What’s missing in many of these discussions is how the social aspirations of middle class people feed this trend. Many middle-income people are willing to accept a 45 minute commute in exchange for a cheap 5,000 sq. ft. McMansion.
June 18th, 2005 at 10:23 am reply
Zoning is the elephant in the room. We make it ILLEGAL to produce anything but sterility. And then we point fingers at everything but the zoning laws. Then the ‘new urbanists’ attempt to simulate organic growth through - you guessed it- more laws. Very risible. Here’s an insane idea for you - let’s remove zoning restrictions (or most of them) in swaths of suburbia and see what evolves over the next decade. Could be very interesting.
June 18th, 2005 at 11:27 am reply
As Bert Wiener correctly points out, zoning is one of the major issues. Right now, it is illegal in most cities to build structures like the pre-WWII buildings that many people find ennobling and charming.
An interesting celebration of the unplanned city is the London travelogue Fat City, by Jonathan Raban.
Also, the suburban sprawl pattern of development is heavily subsidized by local, state, and federal governments through FHA loan guarantees and interstate highway construction.
If zoning laws were lifted and the subsidies were ended, a very different (likely more mixed-use, integrated, human scale, and higher density) development pattern would result.
Although I am a conservative, I could not commend more highly the work of James Howard Kunstler, despite my ideological differences. He just released a new book, The Long Emergency, which is his vision of what will happen to the US as oil production moves past its peak. His writing is funny, clear, and compelling.
July 18th, 2005 at 5:56 pm reply
Being an architect and urban designer myself, i would like to throw some light on the discussion.
New Urbanism, is something of an ideal, and frankly very good in theory, but very impractical. There are a lot of proponents of the theory and u will see a lot of new towns especially in US based on New Urbanism, but they dont really succeed. Society is not utopian. Therefore its practically impossible to build factories near where you live so you can walk to work.
Recent studies show that suburbs consume nearly as much energy as cities while supporting fewer people. Also the destruction to nature, ecology, topography etc by this concrete sprawl is devastating.

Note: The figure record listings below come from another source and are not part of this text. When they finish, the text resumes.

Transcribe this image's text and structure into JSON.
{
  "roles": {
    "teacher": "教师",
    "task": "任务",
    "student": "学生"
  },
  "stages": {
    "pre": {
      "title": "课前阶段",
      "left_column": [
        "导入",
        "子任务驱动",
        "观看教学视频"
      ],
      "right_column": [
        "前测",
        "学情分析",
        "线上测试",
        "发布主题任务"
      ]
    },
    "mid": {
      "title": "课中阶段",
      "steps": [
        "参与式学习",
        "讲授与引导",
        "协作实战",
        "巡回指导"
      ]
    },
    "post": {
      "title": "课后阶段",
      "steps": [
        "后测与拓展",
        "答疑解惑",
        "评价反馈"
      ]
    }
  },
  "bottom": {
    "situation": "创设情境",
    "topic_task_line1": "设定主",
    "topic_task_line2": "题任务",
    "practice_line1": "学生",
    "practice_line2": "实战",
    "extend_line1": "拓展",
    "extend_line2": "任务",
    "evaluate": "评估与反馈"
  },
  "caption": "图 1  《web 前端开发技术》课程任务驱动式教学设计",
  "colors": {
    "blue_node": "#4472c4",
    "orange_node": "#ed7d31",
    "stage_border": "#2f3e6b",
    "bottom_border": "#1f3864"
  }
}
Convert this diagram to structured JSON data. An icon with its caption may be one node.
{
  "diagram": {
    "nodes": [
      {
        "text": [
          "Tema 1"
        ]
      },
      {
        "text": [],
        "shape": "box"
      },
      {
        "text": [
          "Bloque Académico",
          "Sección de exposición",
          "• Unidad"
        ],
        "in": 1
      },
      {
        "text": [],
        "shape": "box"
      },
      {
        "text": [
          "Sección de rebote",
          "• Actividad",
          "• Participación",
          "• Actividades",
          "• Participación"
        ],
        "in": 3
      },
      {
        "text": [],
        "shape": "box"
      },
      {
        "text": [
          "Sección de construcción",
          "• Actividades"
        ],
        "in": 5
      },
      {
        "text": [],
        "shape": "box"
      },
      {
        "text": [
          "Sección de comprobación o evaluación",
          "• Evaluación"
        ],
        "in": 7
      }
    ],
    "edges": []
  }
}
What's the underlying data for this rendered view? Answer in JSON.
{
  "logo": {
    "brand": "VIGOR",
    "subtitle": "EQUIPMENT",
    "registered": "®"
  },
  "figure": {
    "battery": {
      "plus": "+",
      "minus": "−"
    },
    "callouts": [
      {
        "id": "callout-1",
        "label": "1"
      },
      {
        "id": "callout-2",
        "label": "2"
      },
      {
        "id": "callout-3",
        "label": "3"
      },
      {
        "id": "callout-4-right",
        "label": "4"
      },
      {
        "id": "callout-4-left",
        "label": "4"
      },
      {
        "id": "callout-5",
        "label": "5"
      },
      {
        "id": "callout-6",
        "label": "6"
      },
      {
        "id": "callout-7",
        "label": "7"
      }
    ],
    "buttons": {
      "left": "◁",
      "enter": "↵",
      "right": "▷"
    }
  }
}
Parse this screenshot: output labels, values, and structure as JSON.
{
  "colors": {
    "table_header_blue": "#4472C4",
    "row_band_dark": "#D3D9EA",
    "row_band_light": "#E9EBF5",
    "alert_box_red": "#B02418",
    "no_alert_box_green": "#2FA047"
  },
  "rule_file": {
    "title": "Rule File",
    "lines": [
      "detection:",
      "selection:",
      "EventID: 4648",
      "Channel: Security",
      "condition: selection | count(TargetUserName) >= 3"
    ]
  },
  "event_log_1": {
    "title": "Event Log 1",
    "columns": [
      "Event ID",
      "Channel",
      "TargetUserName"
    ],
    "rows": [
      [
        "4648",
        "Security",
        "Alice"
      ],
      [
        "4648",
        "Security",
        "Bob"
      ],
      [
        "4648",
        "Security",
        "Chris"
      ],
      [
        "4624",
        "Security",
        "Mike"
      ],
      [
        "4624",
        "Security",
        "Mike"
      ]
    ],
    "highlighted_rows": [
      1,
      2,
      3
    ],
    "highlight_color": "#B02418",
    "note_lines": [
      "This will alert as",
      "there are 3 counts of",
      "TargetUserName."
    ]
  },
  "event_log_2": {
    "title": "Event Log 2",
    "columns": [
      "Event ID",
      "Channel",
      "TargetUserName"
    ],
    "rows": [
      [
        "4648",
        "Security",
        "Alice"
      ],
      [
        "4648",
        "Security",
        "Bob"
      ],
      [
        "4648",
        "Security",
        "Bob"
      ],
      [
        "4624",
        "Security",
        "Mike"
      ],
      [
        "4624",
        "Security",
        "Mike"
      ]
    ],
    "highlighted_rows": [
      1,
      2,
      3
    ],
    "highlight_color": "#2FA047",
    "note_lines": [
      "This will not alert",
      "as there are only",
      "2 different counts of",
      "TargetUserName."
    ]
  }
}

Ever wondered why New Jersey gives out flood warnings at the slightest downpour ?? Its because there is so much paved area…roads, parking lots et al, that water cannot runn and be absorbed in the ground as it is supposed to be. And the economies of scale do not allow for elaborate stormwater drainage systems to be laid out.
I am not saying that we should abandon suburbs and make our cities bigger. But Suburbs and New Urbanim is not the solution.